Enterprise Data Catalog Scanner Configuration Guide > Configuring Cloud Resources > AWS Glue

AWS Glue

Amazon Web Services Glue is an ETL service of the Amazon Web Services ecosystem that uses data moved across different stores. Glue captures the metadata of multiple data stores that are part of the Amazon Web Services ecosystem.

Objects Extracted

The Glue resource extracts metadata from the following assets in a Glue data source:

•Databases
•Tables
•Columns
• Derived metadata from Glue Catalog. You can also view the lineage between Glue assets and derived assets.

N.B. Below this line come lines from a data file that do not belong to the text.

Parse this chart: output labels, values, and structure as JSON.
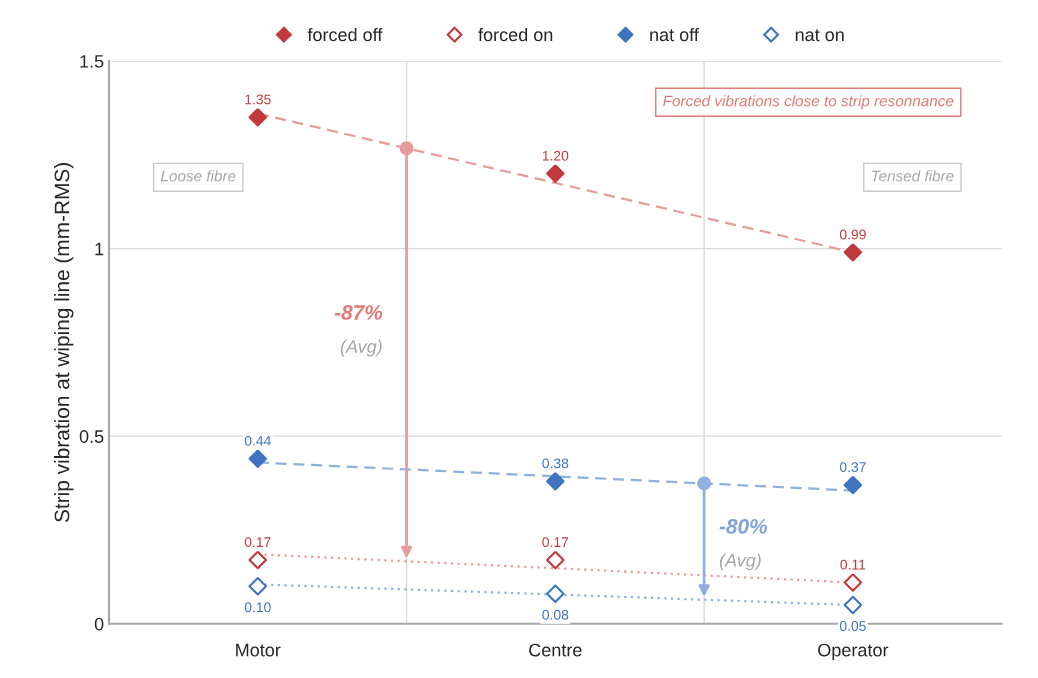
{
  "chart_data": {
    "type": "scatter",
    "ylabel": "Strip vibration at wiping line (mm-RMS)",
    "categories": [
      "Motor",
      "Centre",
      "Operator"
    ],
    "series": [
      {
        "name": "forced off",
        "color": "#c0393b",
        "marker": "diamond",
        "values": [
          1.35,
          1.2,
          0.99
        ],
        "value_labels": [
          "1.35",
          "1.20",
          "0.99"
        ]
      },
      {
        "name": "forced on",
        "color": "#c0393b",
        "marker": "diamond",
        "values": [
          0.17,
          0.17,
          0.11
        ],
        "value_labels": [
          "0.17",
          "0.17",
          "0.11"
        ]
      },
      {
        "name": "nat off",
        "color": "#3f74c0",
        "marker": "diamond",
        "values": [
          0.44,
          0.38,
          0.37
        ],
        "value_labels": [
          "0.44",
          "0.38",
          "0.37"
        ]
      },
      {
        "name": "nat on",
        "color": "#3f74c0",
        "marker": "diamond",
        "values": [
          0.1,
          0.08,
          0.05
        ],
        "value_labels": [
          "0.10",
          "0.08",
          "0.05"
        ]
      },
      {
        "type": "line",
        "color": "#e59c9a",
        "line_style": "dashed",
        "values": [
          1.36,
          1.175,
          0.99
        ]
      },
      {
        "type": "line",
        "color": "#e59c9a",
        "line_style": "dotted",
        "values": [
          0.185,
          0.148,
          0.11
        ]
      },
      {
        "type": "line",
        "color": "#8fb0de",
        "line_style": "dashed",
        "values": [
          0.43,
          0.393,
          0.355
        ]
      },
      {
        "type": "line",
        "color": "#8fb0de",
        "line_style": "dotted",
        "values": [
          0.105,
          0.078,
          0.05
        ]
      }
    ],
    "ylim": [
      0,
      1.5
    ],
    "yticks": [
      0,
      0.5,
      1,
      1.5
    ],
    "grid": true,
    "legend": "top",
    "annotations": [
      "-87%",
      "(Avg)",
      "-80%",
      "(Avg)",
      "Loose fibre",
      "Tensed fibre",
      "Forced vibrations close to strip resonnance"
    ]
  }
}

Note: If the derived asset is a struct data type, the Catalog displays the asset as a field along with the existing struct hierarchy. For example, a person.json file includes first name, last name, phone, and address information. The address includes nested fields such as city, state, and pin code. Enterprise Data Catalog extracts the person asset as a field along with the nested fields.

•Jobs

You can extract Glue job metadata, but Enterprise Data Catalog does not parse that metadata for lineage.

Permissions to Configure the Resource

To access Glue, make sure that you perform one of the following steps before you configure the resource:

•Assign the AWSGlueServiceRole role to the Amazon Web Services IAM user.
•Create a custom policy with the following permissions to the Glue service, and then assign the custom policy to an Amazon Web Services IAM user:

- GetConnection
- GetConnections
- GetDatabase
- GetDatabases
- GetJob
- GetJobs
- GetPartition
- GetPartitions
- GetTable
- GetTables

Connect to a Glue Data Source Enabled for SSL

To connect to a Glue data source enabled for SSL, perform the following steps:

1. Download the Glue SSL certificates using a web browser.

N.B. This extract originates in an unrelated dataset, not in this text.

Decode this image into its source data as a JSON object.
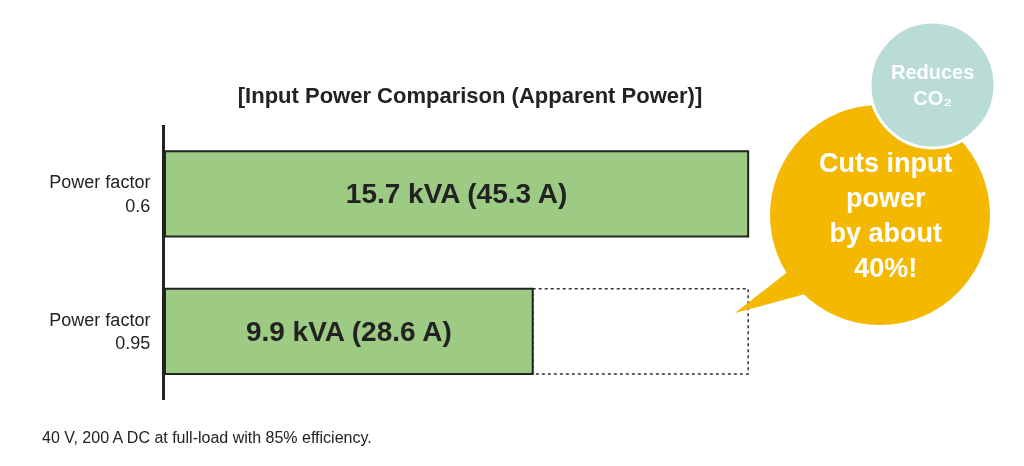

Note: Make sure that you import the Glue Trust Services certificate in the Certificates directory.

2. Copy the certificates to the <INFA_HOME>/services/shared/security/ directory.
3. Go to the <INFA_HOME>/source/java/jre/bin directory and then run the following keytool command to import each copied certificate as a trusted certificate in to the Informatica domain keystore:

keytool -import -file <INFA_HOME>/services/shared/security/<certificate>.cer -alias <alias name> -keystore <INFA_HOME>/services/shared/security/infa_truststore.jks -storepass <Informatica domain keystore password>

Basic Information

The General tab includes the following basic information about the resource:

Information	Description
Name	The name of the resource.
Description	The description of the resource.
Resource type	The type of the resource.
Execute On	You can choose to execute on the default catalog server or offline.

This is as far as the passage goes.